Chaque printemps marque l’ouverture de la campagne de déclaration des revenus. C’est souvent l’occasion de faire le point sur ses obligations fiscales, notamment lorsqu’on a reçu une somme d’argent ou un bien d’un proche. Une question revient fréquemment : un don doit-il être déclaré à l’administration fiscale ? La réponse dépend de la qualification de l’opération, la frontière entre don manuel et présent d’usage étant parfois légère, alors que leurs conséquences fiscales sont très différentes.
Le don manuel : une donation à déclarer obligatoirement
Le don manuel, au sens de l’article 757 du Code général des impôts, correspond à la remise directe d’un bien mobilier (argent, bijoux, titres, objets de valeur…) sans intervention d’un notaire. Il s’agit d’une donation à part entière, irrévocable : une fois le bien transmis, le donateur ne peut pas en demander la restitution.
La charge de la déclaration incombe au donataire, c’est-à-dire à la personne qui reçoit le don. Cette formalité est obligatoire, y compris lorsque le don n’entraîne pas immédiatement le paiement de droits. En effet, la déclaration permet de faire courir le délai de 15 ans au terme duquel les abattements fiscaux en matière de donation se reconstituent.
Le don manuel doit, en principe, être déclaré dans le mois suivant sa remise. Pour les dons dont le montant excède 15 000 €, la déclaration peut être effectuée soit spontanément (immédiatement ou de manière différée), soit à l’occasion d’un contrôle fiscal, par voie de régularisation.
Nouveauté applicable depuis le 1er janvier 2026 :
La déclaration des dons manuels doit désormais être réalisée exclusivement en ligne, via le service dématérialisé mis à disposition sur le site de l’administration fiscale. La déclaration papier n’est plus admise, sauf exceptions très limitées (notamment en cas d’impossibilité technique dûment justifiée).

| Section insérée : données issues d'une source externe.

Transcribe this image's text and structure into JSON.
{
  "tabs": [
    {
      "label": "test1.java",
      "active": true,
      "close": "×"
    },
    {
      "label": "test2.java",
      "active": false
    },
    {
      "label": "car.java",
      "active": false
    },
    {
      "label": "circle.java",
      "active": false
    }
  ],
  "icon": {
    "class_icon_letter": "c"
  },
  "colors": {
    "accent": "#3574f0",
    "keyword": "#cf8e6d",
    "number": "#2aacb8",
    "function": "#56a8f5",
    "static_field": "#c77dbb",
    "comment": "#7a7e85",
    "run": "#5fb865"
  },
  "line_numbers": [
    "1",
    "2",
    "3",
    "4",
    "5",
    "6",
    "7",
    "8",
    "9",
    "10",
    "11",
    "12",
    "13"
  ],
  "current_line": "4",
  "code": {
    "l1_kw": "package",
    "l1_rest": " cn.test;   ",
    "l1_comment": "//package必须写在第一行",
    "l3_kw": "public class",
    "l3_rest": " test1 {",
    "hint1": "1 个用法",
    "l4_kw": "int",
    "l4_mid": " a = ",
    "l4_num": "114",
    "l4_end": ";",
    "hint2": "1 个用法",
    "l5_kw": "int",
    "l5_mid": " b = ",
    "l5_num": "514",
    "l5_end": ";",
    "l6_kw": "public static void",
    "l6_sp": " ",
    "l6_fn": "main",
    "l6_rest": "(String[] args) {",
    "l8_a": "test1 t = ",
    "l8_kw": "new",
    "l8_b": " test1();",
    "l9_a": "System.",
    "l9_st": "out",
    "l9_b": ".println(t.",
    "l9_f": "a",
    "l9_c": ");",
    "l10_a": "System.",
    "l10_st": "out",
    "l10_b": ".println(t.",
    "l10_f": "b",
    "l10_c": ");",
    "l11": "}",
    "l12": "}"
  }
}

La réalisation d’un don manuel peut entraîner le paiement de droits de donation, à noter que le donateur peut choisir de régler lui-même ces derniers. Cette prise en charge n’est pas considérée comme un don supplémentaire et n’entraîne pas de taxation additionnelle.
Le présent d’usage : un cadeau exonéré de déclaration
À l’inverse, le présent d’usage échappe à toute obligation déclarative. Il s’agit d’un cadeau dont la valeur demeure raisonnable, offert à l’occasion d’un événement particulier : anniversaire, mariage, fêtes de fin d’année, réussite à un examen.
Le caractère de présent d’usage tient compte de plusieurs critères : L’évènement à l’origine du cadeau, la situation financière (revenus et patrimoine) du donateur ainsi que la situation du bénéficiaire.
Attention, le cadeau ne doit pas entraîner un appauvrissement significatif du donateur, à défaut l’administration fiscale pourra requalifier le présent d’usage en don manuel, avec toutes les conséquences fiscales afférentes.
Enfin, le présent d’usage présente un avantage notable : il n’est pas rapportable à la succession. Il constitue ainsi un outil de transmission souple et sécurisé lorsqu’il est utilisé dans des proportions raisonnables.